After the 2nd level of compression using difference (prefix) encoding of the sorted bitstring output of the first encoder, I am now getting about 160 bits per deck. I use length 18 prefix and just store it intact. Since almost all (245013 out of 262144 = 93.5%) of those possible 18 bit prefixes show up, it would be even better to encode the prefixes. Perhaps I can use 2 bits to encode what type of data I have. 00 = regular length 18 prefix stored, 01= "1 up prefix" (same as previous prefix except 1 added), 11 = straight encoding from 1st level packing (approx 175 bits on average). 10=future expansion when I think of something else to encode that will save bits.

Did anyone else beat 160 bits per deck yet?
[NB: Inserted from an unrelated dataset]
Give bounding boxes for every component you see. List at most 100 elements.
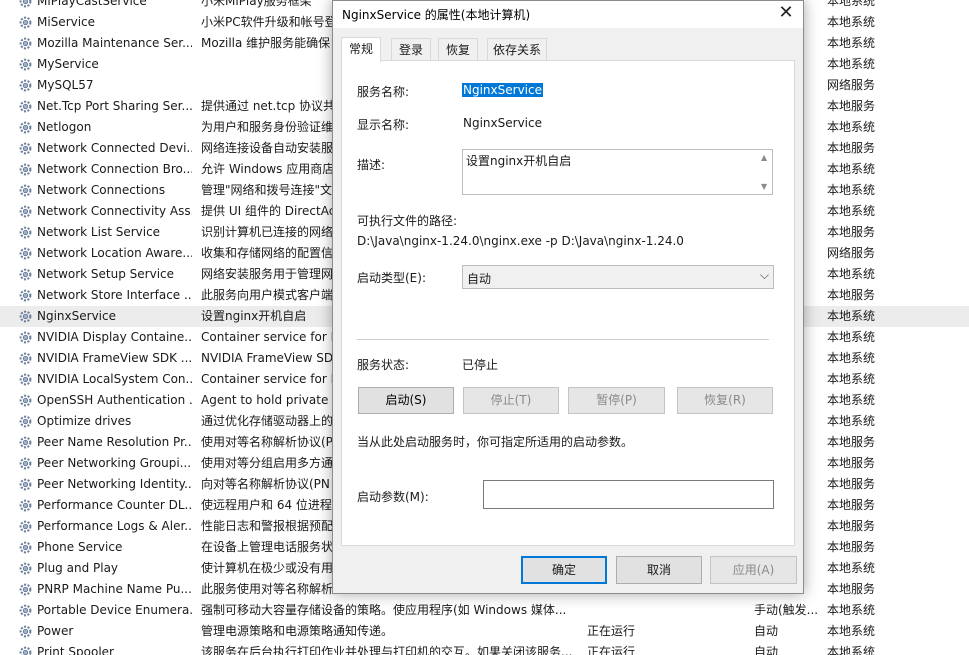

I think I can get mine a little lower with some experimenting and using the 2 bit descriptors I mentioned above. Perhaps it will bottom out at 158ish. My goal is to get it to 156 bits (or better) because that would be 3 bits per card or less. Very impressive. Lots of experimenting to get it down to that level because if I change the first level encoding then I have to retest which is the best 2nd level encoding and there are many combinations to try. Some changes I make may be good for other similar random data but some may be biased towards this dataset. Not really sure but if I get the urge I can try another 3 million deck dataset to see what happens like if I get similar results on it.

One interesting thing (of many) about compression is you are never quite sure when you have hit the limit or are even approaching it. The entropy limit tells us how many bits we need if ALL possible occurrences of those bits occur about equally, but as we know, in reality, that rarely happens with a large number of bits and a (relatively) small # of trials (such as 3 million random decks vs almost $10^{50}$ bit combinations of 166 bits.

Does anyone have any ideas on how to make my algorithm better like what other cases I should encode that would reduce bits of storage for each deck on average? Anyone?

2 more things: 1) I am somewhat disappointed that more people didn't upvote my solution which although not optimal on space, is still decent and fairly easy to implement (I got mine working fine). 2) I did analysis on my 3 million deck datafile and noticed that the most frequently occurring card where the 1st rank fills (such as 4444) is at card 26. This happens about 6.711% of the time (for 201322 of the 3 million decks). I was hoping to use this info to compress more such as start out in 12 symbol encode mode since we know on average we wont see every rank until about middeck but this method failed to compress any as the overhead of it exceeded the savings. I am looking for some tweaks to my algorithm that can actually save bits.

So does anyone have any ideas what I should try next to save a few bits per deck using my algorithm? I am looking for a pattern that happens frequently enough so that I can reduce the bits per deck even after the extra overhead of telling the decoder what pattern to expect. I was thinking something with the expected probabilities of the remaining unseen cards and lumping all the single card remaining ones into a single bucket. This will allow me to drop into a lower encode mode quicker and maybe save some bits but I doubt it.

Also, F.Y.I., I generated 10 million random shuffles and stored them in a database for easy analysis. Only 488 of them end in a quad (such as 5555). If I pack just those using my algorithm, I get 165.71712 bits on average with a low of 157 bits and a high of 173 bits. Just slightly below the 166 bits using the other encoding method. I am somewhat surprised at how infrequent this case is (about 1 out of every 20,492 shuffles on average).